The Right to Manage (RTM) lets some leasehold property owners take over management of the building - even without the agreement of the landlord.

As a landlord, the leaseholders in your building will send you notice if they plan to do this. If they’re successful, you’ll still own the building but they’ll manage it.

This means they’ll be responsible for things like:

  • collecting and managing the service charge
  • upkeep of communal areas (such as communal hallways and stairs)
  • upkeep of the structure of the building (such as the roof)
  • dealing with complaints about the building from other leaseholders

Qualifying leaseholders can use the Right to Manage for any reason - they don’t have to prove the building has been badly managed.

Right to Manage companies

To use the right, leaseholders must set up an RTM company and follow certain procedures. The RTM company can manage the building directly, or pay a managing agent to do it.
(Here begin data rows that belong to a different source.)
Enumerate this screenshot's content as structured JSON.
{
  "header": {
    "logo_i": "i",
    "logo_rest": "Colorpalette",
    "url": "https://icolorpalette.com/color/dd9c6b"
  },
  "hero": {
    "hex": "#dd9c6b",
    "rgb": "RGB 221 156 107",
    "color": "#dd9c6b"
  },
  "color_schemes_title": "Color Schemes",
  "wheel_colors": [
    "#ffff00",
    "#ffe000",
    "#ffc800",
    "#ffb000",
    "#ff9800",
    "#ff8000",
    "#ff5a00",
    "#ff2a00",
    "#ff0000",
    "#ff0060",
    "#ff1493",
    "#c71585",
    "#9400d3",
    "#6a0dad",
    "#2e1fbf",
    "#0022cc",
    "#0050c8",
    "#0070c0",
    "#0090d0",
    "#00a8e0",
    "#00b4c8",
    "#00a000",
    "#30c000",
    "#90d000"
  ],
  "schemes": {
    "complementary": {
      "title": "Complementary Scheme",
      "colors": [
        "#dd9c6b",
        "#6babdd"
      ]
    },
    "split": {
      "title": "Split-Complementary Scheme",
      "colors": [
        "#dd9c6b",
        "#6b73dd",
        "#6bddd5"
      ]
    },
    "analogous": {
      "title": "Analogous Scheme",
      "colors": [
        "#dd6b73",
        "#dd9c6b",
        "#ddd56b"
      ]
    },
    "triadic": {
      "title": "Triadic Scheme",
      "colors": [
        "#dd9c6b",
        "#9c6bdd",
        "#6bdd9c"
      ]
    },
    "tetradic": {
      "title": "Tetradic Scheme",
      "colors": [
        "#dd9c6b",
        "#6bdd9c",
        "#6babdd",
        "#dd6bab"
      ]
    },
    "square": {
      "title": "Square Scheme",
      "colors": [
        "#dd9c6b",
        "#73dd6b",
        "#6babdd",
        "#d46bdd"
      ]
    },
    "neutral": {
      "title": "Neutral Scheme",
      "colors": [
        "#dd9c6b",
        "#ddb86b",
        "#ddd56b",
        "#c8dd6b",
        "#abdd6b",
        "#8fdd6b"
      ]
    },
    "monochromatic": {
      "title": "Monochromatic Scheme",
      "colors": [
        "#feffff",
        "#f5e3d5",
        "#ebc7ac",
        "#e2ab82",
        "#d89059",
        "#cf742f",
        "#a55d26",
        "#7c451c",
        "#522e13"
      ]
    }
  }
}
As landlord, you have the right to be a member of the RTM company and to vote on decisions. You get at least 1 vote. How many votes you’ll get depends on how many flats you own in the building.

There are 20 flats in the block. 16 are owned by leaseholders. 4 are owned by you and rented out on assured shorthold tenancies. You get 4 votes - 1 for each of the flats you own and rent out.

The RTM company must pay for any costs you incur during the management transfer process - even if it doesn’t end up managing the building.